It’s been a rough go of it lately in terms of quality homebrew. I have not put forth a batch that I loved since I finished my keezer. Is it the keezer or is the brewer? I am inclined to place the blame squarely on my own shoulders.
Granted, part of this has been the process of refining a “house pale ale” recipe. Initially, I thought that I wanted to go with something that was similar to Toppling Goliath’s pseudoSue with its big punch of Citra backed flavor. However, I think that flavor profile is better suited to an occasional beer that is enjoyed for its unique quality rather than an everyday, drinking beer.

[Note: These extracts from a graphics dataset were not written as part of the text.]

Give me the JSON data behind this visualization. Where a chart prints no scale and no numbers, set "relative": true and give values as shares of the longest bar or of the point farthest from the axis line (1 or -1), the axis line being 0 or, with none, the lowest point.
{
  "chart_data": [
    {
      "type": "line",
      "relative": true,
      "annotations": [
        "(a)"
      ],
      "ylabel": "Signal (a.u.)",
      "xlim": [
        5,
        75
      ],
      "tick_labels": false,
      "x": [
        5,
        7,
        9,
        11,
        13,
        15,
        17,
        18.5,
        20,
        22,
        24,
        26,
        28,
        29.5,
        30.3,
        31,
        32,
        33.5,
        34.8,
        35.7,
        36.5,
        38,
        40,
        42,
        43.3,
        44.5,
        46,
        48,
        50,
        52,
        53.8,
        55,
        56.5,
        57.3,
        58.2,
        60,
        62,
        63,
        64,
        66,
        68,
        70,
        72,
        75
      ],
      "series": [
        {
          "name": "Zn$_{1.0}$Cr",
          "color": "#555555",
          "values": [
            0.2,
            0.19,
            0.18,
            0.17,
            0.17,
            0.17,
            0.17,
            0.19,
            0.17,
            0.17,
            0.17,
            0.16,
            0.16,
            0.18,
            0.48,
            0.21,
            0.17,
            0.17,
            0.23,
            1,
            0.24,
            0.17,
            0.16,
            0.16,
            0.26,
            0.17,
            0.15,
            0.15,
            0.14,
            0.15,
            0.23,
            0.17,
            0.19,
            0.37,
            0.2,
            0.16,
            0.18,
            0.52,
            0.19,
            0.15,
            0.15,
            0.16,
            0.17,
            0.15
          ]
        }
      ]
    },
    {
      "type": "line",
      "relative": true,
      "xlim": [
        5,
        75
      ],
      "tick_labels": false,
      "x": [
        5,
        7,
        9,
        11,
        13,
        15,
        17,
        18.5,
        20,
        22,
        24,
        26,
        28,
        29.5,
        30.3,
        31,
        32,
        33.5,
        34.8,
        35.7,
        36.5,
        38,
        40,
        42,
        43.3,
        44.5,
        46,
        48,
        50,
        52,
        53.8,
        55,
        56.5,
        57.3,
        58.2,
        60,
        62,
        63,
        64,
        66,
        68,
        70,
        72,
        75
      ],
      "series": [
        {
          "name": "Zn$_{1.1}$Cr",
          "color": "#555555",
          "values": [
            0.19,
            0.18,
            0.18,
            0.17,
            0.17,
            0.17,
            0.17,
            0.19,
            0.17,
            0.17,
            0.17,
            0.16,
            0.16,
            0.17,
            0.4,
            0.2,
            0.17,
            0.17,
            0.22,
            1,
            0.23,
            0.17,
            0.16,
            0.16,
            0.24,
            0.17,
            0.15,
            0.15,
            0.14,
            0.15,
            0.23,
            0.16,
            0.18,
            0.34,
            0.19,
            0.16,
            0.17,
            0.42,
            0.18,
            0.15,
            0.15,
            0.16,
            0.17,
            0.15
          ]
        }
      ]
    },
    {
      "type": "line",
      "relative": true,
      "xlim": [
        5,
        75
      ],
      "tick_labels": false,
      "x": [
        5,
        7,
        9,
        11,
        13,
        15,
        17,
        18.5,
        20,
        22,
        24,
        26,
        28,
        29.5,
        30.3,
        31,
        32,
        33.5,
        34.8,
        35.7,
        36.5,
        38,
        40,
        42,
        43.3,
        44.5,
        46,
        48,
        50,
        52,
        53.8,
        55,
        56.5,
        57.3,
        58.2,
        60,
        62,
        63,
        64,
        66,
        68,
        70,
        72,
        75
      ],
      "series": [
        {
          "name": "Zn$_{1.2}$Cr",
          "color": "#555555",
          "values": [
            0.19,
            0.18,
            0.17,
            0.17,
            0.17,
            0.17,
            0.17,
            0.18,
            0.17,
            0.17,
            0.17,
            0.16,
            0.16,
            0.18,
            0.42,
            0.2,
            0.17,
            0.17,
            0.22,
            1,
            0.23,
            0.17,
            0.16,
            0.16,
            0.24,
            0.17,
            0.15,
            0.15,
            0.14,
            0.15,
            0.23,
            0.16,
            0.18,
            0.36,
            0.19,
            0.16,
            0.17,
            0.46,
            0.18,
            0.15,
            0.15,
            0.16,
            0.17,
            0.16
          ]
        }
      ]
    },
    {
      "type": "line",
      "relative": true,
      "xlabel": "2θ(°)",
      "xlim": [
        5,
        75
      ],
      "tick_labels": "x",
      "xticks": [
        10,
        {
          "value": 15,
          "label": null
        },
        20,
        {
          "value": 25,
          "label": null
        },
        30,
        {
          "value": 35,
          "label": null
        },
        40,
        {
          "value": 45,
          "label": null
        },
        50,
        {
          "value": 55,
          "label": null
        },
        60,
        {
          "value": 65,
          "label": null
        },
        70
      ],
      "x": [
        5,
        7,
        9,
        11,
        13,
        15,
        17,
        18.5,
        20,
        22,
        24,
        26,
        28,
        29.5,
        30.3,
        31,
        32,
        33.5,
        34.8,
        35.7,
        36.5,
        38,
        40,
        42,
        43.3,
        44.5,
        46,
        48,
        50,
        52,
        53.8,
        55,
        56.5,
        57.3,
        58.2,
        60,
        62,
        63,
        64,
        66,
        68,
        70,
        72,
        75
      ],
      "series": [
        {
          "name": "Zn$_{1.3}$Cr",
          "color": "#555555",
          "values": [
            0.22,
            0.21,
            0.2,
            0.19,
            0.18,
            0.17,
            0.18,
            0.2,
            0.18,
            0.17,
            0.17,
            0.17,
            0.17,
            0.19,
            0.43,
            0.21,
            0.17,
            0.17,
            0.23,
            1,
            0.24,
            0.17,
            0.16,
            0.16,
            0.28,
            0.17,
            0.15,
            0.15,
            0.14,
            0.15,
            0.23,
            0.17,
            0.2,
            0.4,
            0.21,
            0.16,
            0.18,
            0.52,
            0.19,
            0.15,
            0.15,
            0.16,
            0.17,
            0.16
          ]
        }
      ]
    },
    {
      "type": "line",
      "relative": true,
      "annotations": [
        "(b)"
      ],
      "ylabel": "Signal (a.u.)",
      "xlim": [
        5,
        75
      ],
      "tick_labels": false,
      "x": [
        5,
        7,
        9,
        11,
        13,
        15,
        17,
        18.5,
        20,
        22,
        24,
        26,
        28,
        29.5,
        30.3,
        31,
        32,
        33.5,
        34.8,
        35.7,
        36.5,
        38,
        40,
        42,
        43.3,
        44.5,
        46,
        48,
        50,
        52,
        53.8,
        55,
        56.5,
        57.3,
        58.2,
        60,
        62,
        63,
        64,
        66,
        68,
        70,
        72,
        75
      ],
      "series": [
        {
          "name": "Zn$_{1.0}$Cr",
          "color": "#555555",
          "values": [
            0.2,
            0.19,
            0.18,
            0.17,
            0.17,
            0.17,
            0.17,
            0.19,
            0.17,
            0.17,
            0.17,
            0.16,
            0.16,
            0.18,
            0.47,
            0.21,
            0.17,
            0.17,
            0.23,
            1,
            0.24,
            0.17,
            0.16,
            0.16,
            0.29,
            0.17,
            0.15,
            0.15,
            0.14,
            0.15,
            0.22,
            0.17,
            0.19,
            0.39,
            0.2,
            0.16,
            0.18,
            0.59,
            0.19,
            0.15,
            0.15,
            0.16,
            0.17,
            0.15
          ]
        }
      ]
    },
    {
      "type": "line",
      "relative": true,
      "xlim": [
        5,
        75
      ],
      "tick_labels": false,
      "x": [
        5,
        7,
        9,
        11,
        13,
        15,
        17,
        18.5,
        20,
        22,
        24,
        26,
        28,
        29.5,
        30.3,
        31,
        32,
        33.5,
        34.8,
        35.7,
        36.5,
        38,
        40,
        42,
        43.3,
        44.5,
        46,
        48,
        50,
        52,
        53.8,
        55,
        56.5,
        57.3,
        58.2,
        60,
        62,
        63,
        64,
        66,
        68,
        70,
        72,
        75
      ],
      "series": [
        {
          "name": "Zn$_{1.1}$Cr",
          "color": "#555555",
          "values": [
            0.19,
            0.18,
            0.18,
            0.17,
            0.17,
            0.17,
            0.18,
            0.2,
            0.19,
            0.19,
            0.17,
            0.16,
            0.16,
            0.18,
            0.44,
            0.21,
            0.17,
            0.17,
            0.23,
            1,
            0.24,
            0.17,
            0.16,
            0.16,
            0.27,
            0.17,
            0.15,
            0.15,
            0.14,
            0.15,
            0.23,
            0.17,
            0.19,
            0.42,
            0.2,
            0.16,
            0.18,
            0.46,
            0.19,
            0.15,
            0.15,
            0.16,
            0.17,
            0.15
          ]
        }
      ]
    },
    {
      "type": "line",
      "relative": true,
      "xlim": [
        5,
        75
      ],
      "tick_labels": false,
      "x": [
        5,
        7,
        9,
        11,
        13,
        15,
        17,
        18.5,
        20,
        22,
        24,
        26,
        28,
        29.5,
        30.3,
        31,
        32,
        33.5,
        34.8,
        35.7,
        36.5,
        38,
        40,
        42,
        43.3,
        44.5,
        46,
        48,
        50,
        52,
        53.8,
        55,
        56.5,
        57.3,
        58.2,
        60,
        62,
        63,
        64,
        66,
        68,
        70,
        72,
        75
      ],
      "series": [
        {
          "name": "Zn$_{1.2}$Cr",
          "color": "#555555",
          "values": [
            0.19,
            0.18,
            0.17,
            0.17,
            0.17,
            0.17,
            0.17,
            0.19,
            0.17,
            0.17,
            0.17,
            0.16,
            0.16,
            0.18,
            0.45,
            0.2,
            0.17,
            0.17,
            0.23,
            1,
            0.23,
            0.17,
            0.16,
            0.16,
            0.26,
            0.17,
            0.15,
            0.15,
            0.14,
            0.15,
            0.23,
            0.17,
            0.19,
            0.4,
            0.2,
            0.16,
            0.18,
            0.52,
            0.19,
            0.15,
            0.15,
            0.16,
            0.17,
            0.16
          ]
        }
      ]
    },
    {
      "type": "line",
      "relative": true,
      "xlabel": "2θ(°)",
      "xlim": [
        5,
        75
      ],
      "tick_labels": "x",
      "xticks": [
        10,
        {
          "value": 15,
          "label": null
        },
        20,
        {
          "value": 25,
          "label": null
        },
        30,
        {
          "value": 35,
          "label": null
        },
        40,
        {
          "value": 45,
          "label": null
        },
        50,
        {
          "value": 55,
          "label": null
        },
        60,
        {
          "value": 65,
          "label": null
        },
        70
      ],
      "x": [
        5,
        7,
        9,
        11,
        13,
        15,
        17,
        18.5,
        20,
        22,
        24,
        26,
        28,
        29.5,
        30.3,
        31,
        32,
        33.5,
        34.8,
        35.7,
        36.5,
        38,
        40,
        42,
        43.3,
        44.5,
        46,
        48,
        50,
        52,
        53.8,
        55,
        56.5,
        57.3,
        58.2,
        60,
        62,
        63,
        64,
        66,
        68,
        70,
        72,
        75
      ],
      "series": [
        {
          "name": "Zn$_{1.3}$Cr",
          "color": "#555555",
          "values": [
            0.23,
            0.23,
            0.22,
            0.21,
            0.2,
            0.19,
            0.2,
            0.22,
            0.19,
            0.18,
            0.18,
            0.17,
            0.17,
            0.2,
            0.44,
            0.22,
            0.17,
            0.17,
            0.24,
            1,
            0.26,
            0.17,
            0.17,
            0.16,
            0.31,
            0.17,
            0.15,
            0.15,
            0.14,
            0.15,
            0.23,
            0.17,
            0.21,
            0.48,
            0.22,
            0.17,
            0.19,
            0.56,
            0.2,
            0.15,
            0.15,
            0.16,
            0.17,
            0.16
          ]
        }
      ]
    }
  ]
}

After a departure to make a Pale Wheat Ale, it is back to more traditional American-style pale ale. #2 differs in several ways from #1. The biggest difference is that Cascade hops are the primary bittering hop and Citra is used toward the end.
I also used one pound of Briess 2-Row Caramel 40L as a steeping grain prior to the sixty minute boil. A fairly simple extract ale recipe that was as follows:
- 1 lb. Briess 2-Row Caramel 40L, steeping grains
- 3 lbs. Munton’s Extra Light DME, 60 minutes
- 1 oz. Cascade pellet hops, 60 minutes
- 1 lbs. Munton’s Extra Light DME, 20 minutes
- 1 oz. Citra pellet hops, 5 minutes
- Whirlfloc tablet, 5 minutes
- Safale S-05 yeast
iBrewMaster figured that the beer came out at ~3.7% ABV and ~32 IBU. Fairly mild numbers, but how did it taste:
It is a good, if unspectacular, beer. The lack of any real Citra flavor confirms my personal suspicion that the hop is better suited to dry hopping as opposed to being used in the boil. I think it is a great addition as a dry hop. Something just gets lost when it is exposed to any kind of heat for any period of time. This leaves the beer dependent upon a small amount of Cascade hops to really “bring the lumber” in the aroma and bitterness department. In the end, the amount of Cascade hops was not up to the challenge.
The body of the beer, however, was nice and neutral base for which to experiment with hops of varying kinds in a variety of ways. I believe that this will be the standard base recipe going forward.
I feel like I am making progress on my house recipe.